13 MARCH 1869, Page 13

[TO THE EDITOR OF THE "SPECTATOR."]

SIR,—Will you kindly permit me to offer a few remarks in your paper upon the subject of our Lord's Supper :— It appears to me, and I make the confession with the most profound respect for all theologians, that the meaning of Christ's words, "This is my body," has been wrapped up in a great deal of unnecessary mystery. Our Saviour merely repeated an expression to which the Jews were accustomed, in the celebration of the Paschal Supper, viz., "This is the bread of poverty and affliction which our fathers did eat in the land of Egypt." Of course the above language was figurative ; they meant that the bread in the plate represented or commemorated the eating of the bread of poverty and affliction in the land of Egypt ; and so the disciples understood our Saviour's expression, "This is my body," in like manner to be figurative. They asked for no explanation of what would otherwise have been an incomprehensible expression.
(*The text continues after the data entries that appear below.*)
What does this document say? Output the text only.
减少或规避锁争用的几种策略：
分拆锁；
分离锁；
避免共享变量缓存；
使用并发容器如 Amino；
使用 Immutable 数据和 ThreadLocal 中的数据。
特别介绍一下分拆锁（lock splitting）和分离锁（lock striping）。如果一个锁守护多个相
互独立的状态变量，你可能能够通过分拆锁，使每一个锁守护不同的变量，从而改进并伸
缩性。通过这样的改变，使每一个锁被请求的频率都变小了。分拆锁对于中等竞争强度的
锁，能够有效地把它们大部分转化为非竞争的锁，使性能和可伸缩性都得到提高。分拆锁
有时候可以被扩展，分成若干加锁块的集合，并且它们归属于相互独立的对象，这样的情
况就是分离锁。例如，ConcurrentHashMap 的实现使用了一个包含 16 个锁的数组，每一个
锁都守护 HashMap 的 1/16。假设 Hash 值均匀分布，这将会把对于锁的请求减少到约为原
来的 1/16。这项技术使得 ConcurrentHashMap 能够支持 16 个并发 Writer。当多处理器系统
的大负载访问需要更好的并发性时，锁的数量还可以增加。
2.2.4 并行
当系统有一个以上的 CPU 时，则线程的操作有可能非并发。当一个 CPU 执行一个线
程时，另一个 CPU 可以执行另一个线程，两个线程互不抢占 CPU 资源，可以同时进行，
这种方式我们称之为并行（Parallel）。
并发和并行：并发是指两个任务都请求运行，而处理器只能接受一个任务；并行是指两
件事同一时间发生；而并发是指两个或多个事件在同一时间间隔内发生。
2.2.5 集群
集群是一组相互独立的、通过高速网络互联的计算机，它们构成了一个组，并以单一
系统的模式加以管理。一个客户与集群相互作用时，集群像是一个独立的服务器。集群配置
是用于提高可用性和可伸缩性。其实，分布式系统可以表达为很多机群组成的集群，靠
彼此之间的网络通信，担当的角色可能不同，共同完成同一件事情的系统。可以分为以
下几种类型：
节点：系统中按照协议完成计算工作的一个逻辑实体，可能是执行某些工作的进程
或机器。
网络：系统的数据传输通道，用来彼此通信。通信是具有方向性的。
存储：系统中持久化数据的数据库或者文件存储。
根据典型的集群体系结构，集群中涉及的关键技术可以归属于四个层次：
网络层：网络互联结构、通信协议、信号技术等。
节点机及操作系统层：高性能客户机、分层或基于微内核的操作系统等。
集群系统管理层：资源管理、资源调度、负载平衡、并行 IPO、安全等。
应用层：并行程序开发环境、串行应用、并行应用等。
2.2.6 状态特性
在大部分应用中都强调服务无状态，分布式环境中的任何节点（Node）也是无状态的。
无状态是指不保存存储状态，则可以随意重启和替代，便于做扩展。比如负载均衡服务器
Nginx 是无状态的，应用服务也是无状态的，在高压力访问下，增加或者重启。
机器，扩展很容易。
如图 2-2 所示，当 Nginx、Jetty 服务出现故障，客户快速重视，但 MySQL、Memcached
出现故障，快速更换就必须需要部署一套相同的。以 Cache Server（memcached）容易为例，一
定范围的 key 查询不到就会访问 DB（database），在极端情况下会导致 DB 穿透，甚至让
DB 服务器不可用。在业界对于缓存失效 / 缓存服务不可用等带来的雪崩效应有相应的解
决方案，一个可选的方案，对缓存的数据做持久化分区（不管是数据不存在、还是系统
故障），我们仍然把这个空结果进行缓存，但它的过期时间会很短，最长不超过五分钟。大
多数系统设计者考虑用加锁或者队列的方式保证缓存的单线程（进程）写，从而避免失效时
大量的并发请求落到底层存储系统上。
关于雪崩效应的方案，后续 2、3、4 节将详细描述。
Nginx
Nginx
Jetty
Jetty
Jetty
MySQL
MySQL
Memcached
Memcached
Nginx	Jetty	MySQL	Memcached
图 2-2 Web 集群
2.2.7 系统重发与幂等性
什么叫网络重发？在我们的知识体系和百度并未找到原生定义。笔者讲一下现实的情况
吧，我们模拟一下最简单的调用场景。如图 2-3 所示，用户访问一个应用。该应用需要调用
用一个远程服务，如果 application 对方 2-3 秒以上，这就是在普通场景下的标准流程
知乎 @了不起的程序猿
This view of the subject, though stripping the Sacrament of the

miraculous attributes that some suppose it to possess, leaves it, as our Lord intended it should be, a most useful and purifying ordinance, constantly bringing to our minds Christ's sacrifice, our allegiance to Christ, and the necessity of a pure life consistent with the profession of that allegiance.—I am, Sir, Sec., J. J. B.